In einem Dashboard wird der aktuelle Zustand der Anlage dargestellt. Auf der Übersichtskarte werden alle Kontrollpunkte und vorhandene Störmeldungen direkt angezeigt. Die Vorgesetzten sind durch das enthaltene Dashboard in der Lage, die Daten der Rundgänge jederzeit einzusehen, Berichte daraus zu erstellen oder die Daten zu exportieren. Auch kann eine Meldung im Sinne einer Störmeldung im SAP-System angelegt werden, woraus sich dann z. B. ein Wartungsauftrag ergibt.
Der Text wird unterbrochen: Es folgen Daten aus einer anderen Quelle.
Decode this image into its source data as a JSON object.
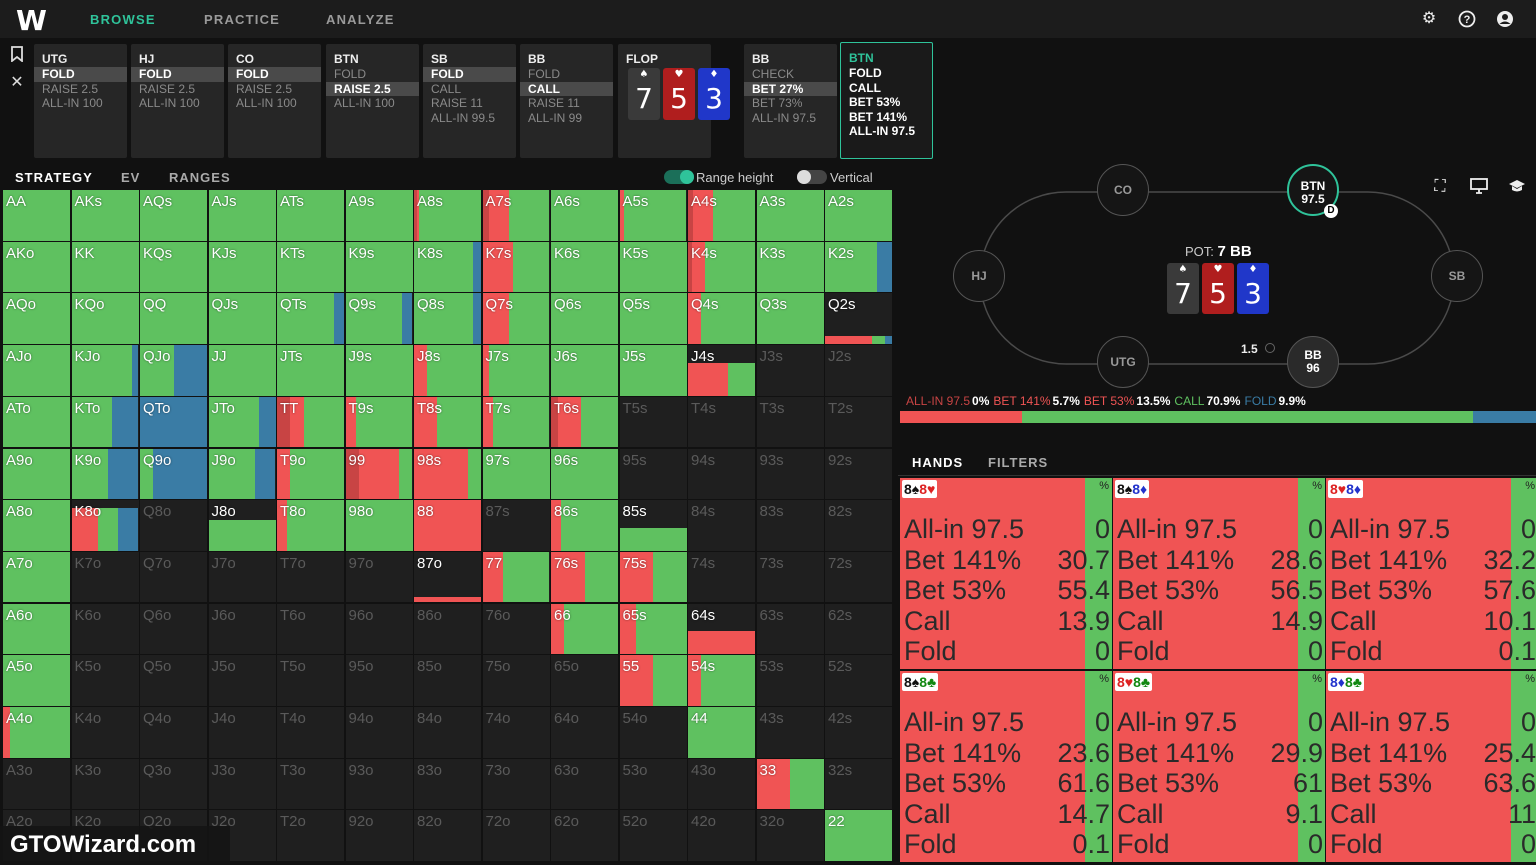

Das Dashboard ermöglicht einen Einblick in die einzelnen Wegpunkte mit den dazugehörigen Messstellen, deren Einheiten und Sollwerten. Durch zusätzliche Fotos der Messstellen können sich Mitarbeiter einen Überblick über den Wegpunkt verschaffen.

Dies hilft auch dabei, neues Personal anzulernen oder die Planung mit Subunternehmern zu erleichtern. Zusätzliche Unterstützung dabei bietet eine 360°-Ansicht der Anlage. So muss die Leitwarte nicht direkt verlassen werden, um sich auf der Anlage zurechtzufinden.

Mehrwert zeigt sich im Störfall

Die Mehrwerte für Betreiber und Mitarbeiter sind vielschichtig, aber nicht immer einfach messbar. Zuverlässig durchgeführte und dokumentierte Rundgänge bieten einen Mehrwert an Sicherheit. Sollte es zu einem Störfall kommen, sind zuvor durchgeführte Rundgänge und Sicherheits­checks fälschungssicher dokumentiert.

Zustände und Messwerte, die zuvor nicht erfasst wurde, sind jetzt digital verfügbar und stehen als Input für andere Systeme zur Verfügung. Im Dashboard lässt sich schnell der aktuelle Zustand der Anlage überprüfen und dieses bietet den nötigen Zugriff auf alle relevanten Daten sowie ein Reporting.

Durch das intuitive Design hat die Anwendung eine große Akzeptanz bei der Belegschaft erfahren. Umfragen bei den Mitarbeitern haben ergeben, dass die Rundgänge selbst zwar nicht schneller, dafür jedoch wesentlich gründlicher durchgeführt werden. Wirklich zeitsparend ist allerdings das wegfallende Digitalisieren der handschriftlichen Aufzeichnungen, was nun komplett entfällt. Der Informationsverlust bei der Schichtübergabe wird deutlich reduziert und die Informationslage sogar verbessert.

Nachrüstbares System

Durch den Einsatz von modernen Bluetooth Beacons ist die Lösung sehr schnell und leicht nachrüstbar und greift nicht in bestehende Systeme ein. Hinzu kommen Mehrwerte, die sich schlecht in Zahlen ausdrücken lassen, wie z. B. Mitarbeiter, die motiviert sind, einen Rundgang durchführen, da sie nun ein zeitgemäßes Werkzeug dafür in der Hand halten.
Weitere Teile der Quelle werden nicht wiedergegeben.